As a short detour, yes. It is free to wander, sits right beside the Central Market, and offers a brick-warehouse mood you won’t find in the Old Town. The honest caveat is scale: it is small, so go with the right expectation — a 30–60 minute change of texture and maybe a coffee or a concert, rather than a headline attraction.
Is the Spīķeri promenade nice for a walk?
It is one of the more pleasant flat riverside walks near the centre, with open Daugava views, public-art pieces and the restored warehouses on one side. It connects naturally toward the Central Market and the Old Town, so you can fold it into a longer waterfront stroll.

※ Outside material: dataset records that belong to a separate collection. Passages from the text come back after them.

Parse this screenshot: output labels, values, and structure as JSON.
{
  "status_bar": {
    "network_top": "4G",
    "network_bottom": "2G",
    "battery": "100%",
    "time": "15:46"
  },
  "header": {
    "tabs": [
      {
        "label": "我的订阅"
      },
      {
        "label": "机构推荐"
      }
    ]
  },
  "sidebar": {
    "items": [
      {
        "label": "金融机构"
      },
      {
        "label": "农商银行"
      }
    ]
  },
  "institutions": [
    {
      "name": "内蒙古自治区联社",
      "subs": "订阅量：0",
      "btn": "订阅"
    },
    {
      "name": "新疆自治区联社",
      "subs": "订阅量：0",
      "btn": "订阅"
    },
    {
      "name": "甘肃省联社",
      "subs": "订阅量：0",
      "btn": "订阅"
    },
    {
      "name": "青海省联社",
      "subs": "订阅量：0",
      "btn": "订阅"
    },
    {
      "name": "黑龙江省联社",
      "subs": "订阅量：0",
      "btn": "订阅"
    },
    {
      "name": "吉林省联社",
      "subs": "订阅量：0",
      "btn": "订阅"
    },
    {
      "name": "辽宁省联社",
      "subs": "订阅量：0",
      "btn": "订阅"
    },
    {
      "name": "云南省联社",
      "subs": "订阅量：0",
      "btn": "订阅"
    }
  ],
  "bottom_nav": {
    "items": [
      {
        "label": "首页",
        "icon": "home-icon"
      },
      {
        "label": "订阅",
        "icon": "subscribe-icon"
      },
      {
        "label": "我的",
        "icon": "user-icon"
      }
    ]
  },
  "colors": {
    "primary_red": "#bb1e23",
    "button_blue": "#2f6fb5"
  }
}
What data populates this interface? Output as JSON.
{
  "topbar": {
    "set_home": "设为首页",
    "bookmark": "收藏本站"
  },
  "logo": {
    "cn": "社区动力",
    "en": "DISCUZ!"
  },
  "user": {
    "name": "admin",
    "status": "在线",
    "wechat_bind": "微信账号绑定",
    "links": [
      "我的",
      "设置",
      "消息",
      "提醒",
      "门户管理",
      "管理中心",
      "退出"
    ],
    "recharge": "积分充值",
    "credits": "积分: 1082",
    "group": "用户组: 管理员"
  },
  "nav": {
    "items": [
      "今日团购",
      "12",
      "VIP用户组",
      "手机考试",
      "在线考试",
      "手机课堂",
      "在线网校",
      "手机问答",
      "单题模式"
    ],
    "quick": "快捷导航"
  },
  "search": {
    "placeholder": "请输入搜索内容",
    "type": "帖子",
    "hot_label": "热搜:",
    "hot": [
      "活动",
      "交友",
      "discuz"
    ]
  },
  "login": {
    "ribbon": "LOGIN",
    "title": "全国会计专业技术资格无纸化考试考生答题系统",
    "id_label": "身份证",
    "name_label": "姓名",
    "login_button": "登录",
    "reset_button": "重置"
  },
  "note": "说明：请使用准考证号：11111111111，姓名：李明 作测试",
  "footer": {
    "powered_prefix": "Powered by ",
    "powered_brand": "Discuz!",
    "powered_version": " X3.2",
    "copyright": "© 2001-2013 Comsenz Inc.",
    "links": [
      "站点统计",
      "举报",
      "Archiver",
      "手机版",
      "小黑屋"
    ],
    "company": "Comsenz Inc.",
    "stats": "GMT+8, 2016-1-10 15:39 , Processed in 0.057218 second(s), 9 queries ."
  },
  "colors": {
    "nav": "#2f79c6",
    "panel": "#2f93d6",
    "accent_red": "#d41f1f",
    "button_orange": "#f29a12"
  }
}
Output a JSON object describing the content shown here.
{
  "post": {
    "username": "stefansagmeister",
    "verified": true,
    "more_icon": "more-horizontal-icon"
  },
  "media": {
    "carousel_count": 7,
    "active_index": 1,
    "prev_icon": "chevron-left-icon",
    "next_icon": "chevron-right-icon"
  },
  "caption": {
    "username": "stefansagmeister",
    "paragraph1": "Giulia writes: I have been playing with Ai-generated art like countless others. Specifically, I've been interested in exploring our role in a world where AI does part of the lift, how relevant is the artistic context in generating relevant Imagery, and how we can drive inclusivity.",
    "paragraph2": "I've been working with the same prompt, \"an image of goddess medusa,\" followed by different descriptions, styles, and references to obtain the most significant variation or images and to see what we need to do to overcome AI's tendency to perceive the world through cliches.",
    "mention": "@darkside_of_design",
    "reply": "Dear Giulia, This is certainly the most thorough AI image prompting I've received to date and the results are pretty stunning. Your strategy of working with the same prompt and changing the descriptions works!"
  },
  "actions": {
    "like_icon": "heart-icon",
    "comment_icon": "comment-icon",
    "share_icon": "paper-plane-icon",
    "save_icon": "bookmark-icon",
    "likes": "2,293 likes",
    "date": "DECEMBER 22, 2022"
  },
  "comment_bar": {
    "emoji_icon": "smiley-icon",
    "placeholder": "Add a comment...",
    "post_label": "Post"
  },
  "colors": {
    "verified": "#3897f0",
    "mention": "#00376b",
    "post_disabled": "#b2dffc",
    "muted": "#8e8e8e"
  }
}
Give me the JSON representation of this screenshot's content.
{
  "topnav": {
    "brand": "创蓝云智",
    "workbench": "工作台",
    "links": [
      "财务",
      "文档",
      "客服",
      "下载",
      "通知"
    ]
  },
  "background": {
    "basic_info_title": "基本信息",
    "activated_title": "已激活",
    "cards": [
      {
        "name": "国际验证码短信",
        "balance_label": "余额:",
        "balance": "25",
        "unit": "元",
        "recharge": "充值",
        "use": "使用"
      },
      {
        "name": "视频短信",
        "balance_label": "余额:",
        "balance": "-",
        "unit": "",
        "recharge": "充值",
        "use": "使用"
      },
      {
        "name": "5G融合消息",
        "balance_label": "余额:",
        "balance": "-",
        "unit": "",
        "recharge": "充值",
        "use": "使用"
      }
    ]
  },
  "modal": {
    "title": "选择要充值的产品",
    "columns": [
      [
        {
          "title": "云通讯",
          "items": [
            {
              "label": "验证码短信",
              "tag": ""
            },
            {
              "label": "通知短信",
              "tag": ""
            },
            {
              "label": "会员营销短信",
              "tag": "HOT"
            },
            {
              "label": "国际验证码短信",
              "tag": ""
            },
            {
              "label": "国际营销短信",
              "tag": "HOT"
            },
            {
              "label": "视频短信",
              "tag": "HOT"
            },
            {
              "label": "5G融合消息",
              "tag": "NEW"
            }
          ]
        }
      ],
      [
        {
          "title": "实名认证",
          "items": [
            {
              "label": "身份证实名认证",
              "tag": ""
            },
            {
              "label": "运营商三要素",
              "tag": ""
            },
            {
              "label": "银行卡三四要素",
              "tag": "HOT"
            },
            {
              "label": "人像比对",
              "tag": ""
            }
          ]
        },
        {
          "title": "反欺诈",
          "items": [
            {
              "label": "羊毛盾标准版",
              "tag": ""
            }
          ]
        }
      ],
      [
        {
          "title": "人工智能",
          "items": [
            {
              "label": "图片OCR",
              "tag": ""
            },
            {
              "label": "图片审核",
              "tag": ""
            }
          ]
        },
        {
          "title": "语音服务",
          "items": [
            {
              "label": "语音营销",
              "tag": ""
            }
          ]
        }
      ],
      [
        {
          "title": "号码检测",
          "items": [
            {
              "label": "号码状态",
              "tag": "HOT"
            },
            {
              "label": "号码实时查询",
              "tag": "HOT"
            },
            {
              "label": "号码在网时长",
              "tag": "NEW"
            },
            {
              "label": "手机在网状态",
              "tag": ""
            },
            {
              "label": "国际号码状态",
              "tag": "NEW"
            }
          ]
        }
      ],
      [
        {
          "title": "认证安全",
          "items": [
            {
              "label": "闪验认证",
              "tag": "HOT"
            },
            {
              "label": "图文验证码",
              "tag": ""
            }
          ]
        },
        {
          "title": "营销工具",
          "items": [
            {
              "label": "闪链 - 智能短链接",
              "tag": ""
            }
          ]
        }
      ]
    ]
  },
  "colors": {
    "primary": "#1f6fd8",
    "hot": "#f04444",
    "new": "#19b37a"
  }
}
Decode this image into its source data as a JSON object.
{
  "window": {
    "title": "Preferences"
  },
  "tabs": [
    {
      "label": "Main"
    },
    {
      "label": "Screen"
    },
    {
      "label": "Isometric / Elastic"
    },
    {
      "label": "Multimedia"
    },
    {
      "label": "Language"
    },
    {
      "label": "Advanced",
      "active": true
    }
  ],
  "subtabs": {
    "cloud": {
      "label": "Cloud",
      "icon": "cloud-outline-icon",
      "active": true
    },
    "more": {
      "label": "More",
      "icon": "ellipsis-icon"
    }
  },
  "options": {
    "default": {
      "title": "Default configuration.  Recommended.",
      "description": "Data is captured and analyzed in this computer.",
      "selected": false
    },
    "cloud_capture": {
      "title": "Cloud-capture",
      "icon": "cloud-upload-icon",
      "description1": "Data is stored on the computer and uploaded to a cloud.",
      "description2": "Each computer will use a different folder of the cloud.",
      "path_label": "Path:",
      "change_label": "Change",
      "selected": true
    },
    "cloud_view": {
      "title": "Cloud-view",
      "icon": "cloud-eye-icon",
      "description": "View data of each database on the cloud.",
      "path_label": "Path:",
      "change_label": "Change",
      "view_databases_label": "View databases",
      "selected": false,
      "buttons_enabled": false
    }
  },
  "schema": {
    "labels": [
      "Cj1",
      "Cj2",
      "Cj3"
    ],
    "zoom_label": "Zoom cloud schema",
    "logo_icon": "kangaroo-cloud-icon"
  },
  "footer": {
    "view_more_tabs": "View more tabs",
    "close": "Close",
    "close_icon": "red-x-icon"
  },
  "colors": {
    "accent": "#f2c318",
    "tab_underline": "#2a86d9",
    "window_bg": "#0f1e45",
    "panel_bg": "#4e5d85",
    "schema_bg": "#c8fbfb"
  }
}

Late afternoon, with the low sun on the brick and the water, is the best time.
A simple Spīķeri half-loop you can actually follow
Start inside the Central Market for a few bites, then walk south into the warehouse quarter and out onto the Spīķeri Promenade along the Daugava. Stroll the riverbank as far as feels good, dip back among the brick warehouses to look at whatever gallery or event is on, and finish with a coffee. From there you are perfectly placed to walk the riverfront back toward the Old Town as the sun drops.
The whole thing is flat and unhurried, and it strings together three very different Riga textures — market bustle, open river, and quiet industrial heritage — in well under an hour. It is one of the highest-reward, lowest-effort short walks in the city precisely because everything is already next to each other.
- Central Market bites → warehouse quarter → riverside promenade → coffee.
- Flat, compact and walkable in well under an hour.
- Finish with the riverfront walk back toward the Old Town at golden hour.